The interludes were an important part of the album as it ties in to the whole religious aspect of it. Both interludes were sermons and preachings. 

Judah Smith Interlude

JH: The first interlude of the album is the Judah Smith Interlude, which is a sermon that controversial conservative preacher Judah Smith presented. The sound and audio was pretty raw, leading me to believe it was a recording that came from Del Rey. The four minute interlude consisted of Smith dissing the idea of being envious of those who have more than you, and bashing not being happy with what God gave you, all while ending the sermon with the words “I’ve discovered my preaching is mostly about me.” I really don’t understand where she was coming from by adding this to the track list, but I think it added a bit of diversity into the album which some might enjoy. 

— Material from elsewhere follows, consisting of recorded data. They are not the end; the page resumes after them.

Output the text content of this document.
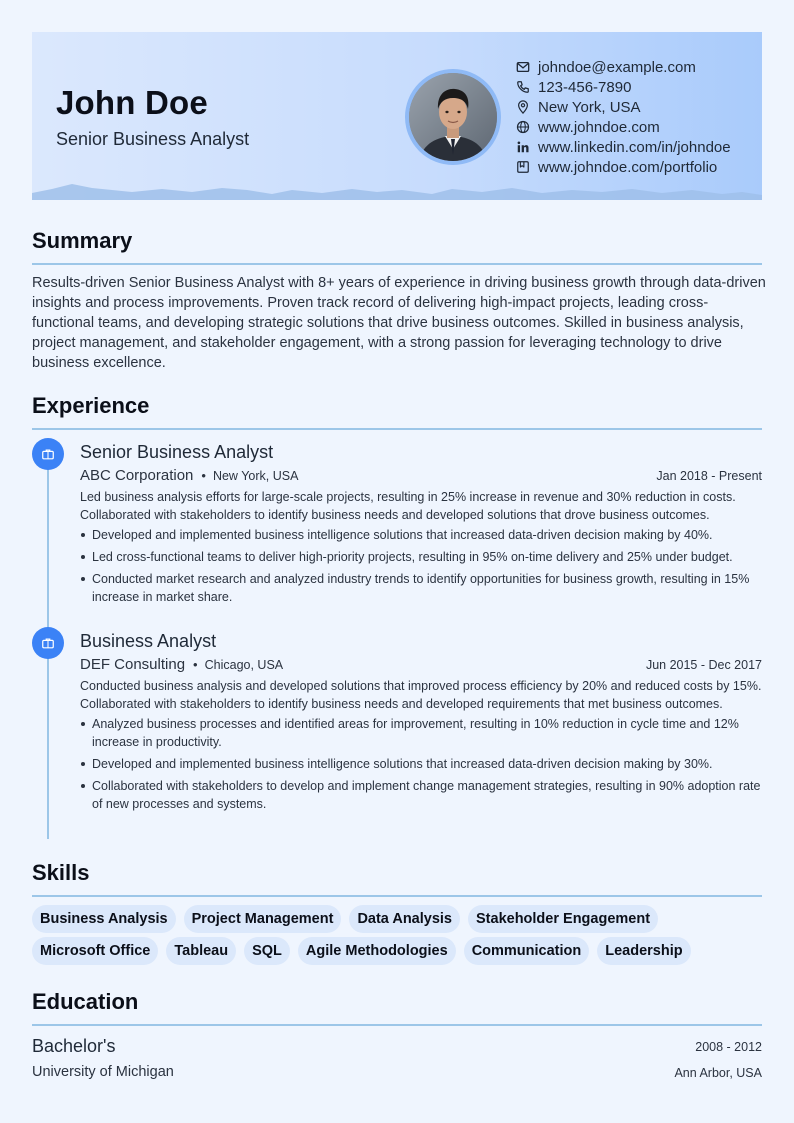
John Doe
Senior Business Analyst
johndoe@example.com
123-456-7890
New York, USA
www.johndoe.com
www.linkedin.com/in/johndoe
www.johndoe.com/portfolio
Summary
Results-driven Senior Business Analyst with 8+ years of experience in driving business growth through data-driven insights and process improvements. Proven track record of delivering high-impact projects, leading cross-functional teams, and developing strategic solutions that drive business outcomes. Skilled in business analysis, project management, and stakeholder engagement, with a strong passion for leveraging technology to drive business excellence.
Experience
Senior Business Analyst
ABC Corporation • New York, USA	Jan 2018 - Present
Led business analysis efforts for large-scale projects, resulting in 25% increase in revenue and 30% reduction in costs. Collaborated with stakeholders to identify business needs and developed solutions that drove business outcomes.
Developed and implemented business intelligence solutions that increased data-driven decision making by 40%.
Led cross-functional teams to deliver high-priority projects, resulting in 95% on-time delivery and 25% under budget.
Conducted market research and analyzed industry trends to identify opportunities for business growth, resulting in 15% increase in market share.
Business Analyst
DEF Consulting • Chicago, USA	Jun 2015 - Dec 2017
Conducted business analysis and developed solutions that improved process efficiency by 20% and reduced costs by 15%. Collaborated with stakeholders to identify business needs and developed requirements that met business outcomes.
Analyzed business processes and identified areas for improvement, resulting in 10% reduction in cycle time and 12% increase in productivity.
Developed and implemented business intelligence solutions that increased data-driven decision making by 30%.
Collaborated with stakeholders to develop and implement change management strategies, resulting in 90% adoption rate of new processes and systems.
Skills
Business Analysis	Project Management	Data Analysis	Stakeholder Engagement
Microsoft Office	Tableau	SQL	Agile Methodologies	Communication	Leadership
Education
Bachelor's	2008 - 2012
University of Michigan	Ann Arbor, USA
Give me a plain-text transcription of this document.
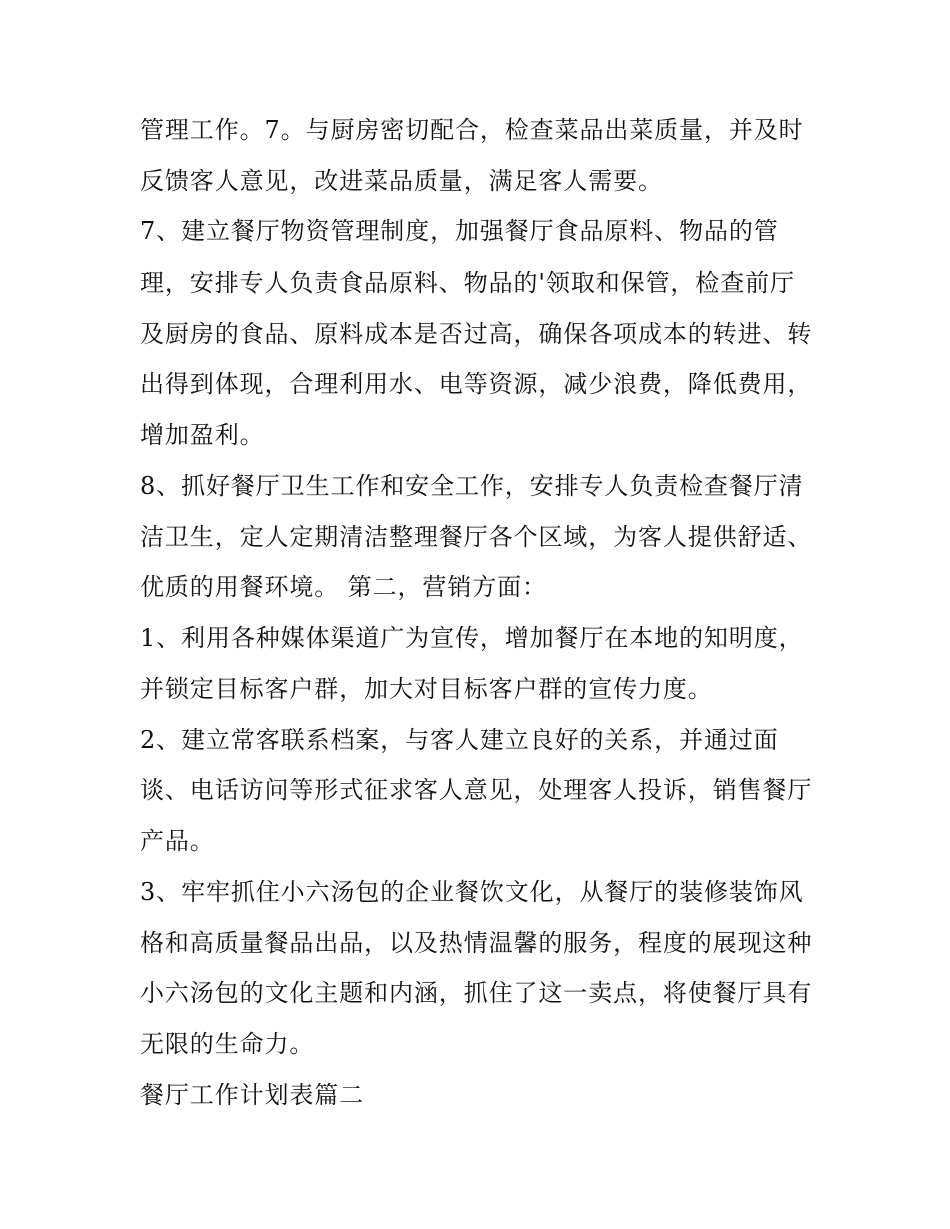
管理工作。7。与厨房密切配合，检查菜品出菜质量，并及时
反馈客人意见，改进菜品质量，满足客人需要。
7、建立餐厅物资管理制度，加强餐厅食品原料、物品的管
理，安排专人负责食品原料、物品的'领取和保管，检查前厅
及厨房的食品、原料成本是否过高，确保各项成本的转进、转
出得到体现，合理利用水、电等资源，减少浪费，降低费用，
增加盈利。
8、抓好餐厅卫生工作和安全工作，安排专人负责检查餐厅清
洁卫生，定人定期清洁整理餐厅各个区域，为客人提供舒适、
优质的用餐环境。 第二，营销方面：
1、利用各种媒体渠道广为宣传，增加餐厅在本地的知明度，
并锁定目标客户群，加大对目标客户群的宣传力度。
2、建立常客联系档案，与客人建立良好的关系，并通过面
谈、电话访问等形式征求客人意见，处理客人投诉，销售餐厅
产品。
3、牢牢抓住小六汤包的企业餐饮文化，从餐厅的装修装饰风
格和高质量餐品出品，以及热情温馨的服务，程度的展现这种
小六汤包的文化主题和内涵，抓住了这一卖点，将使餐厅具有
无限的生命力。
餐厅工作计划表篇二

LC: Judah Smith Interlude caught my attention, but not in a good way. I wasn’t sure exactly what interlude meant, so after hearing this track and hearing no music I searched the word up. Interlude is a pause between the acts of a play/and intervening period of time. It made sense as to why there wasn’t any singing since it was a “break” in the album. The track was a 5 minute long sermon of Pastor Judah Smith. From the first track you can tell this album is very religion based, from the gospel music to the spiritual lyrics. This track tied really well with the ongoing religious theme of the album.

Jon Batiste Interlude 

LC: The second interlude of the album was not as bad as the first. This track contained a sermon in the background but was barely noticeable. I didn’t hate this track because it’s instrumental was nice to hear. 

JH: I preferred this interlude more in comparison to the first one, though it still didn’t catch my attention enough for me to listen to it again. It was a sermon that wasn’t as loud as the first which made it a little easier to stand. 

LC: Overall I give this album a 8.5/10. I really enjoyed this album. It was emotionally inducing, heartbreaking, and astonishing. The only part I didn’t like were the interludes, but other listeners might disagree. However, I did like how the interludes fit into the theme of the album. The gospel music, hints of trap beats, and heart wrenching lyrics are nothing less than expected from Lana Del Rey. This album felt very reflective, personal and spiritual. 

JH: In comparison to her prior albums, this one wasn’t in my top 5. I think that the work she produces is always incredible and can reach each and every audience, but it was a little too mellow for the taste I have at the moment. The clear ease she has in her lyrics is undeniable, but the weird religious tones were also a bit of a weird touch to add into an album that is composed of topics that would typically be the farthest thing away from religious. It does have a few songs that were added to my library, but overall I don’t find myself listening to this over her past albums. I would give it a 7/10, as I did enjoy a few of the tracks. I definitely prefer Ultraviolence and Honeymoon, which I feel do justice to the sheer talent she has when it comes to making music that is not only pleasing to the ear, but is extremely relatable.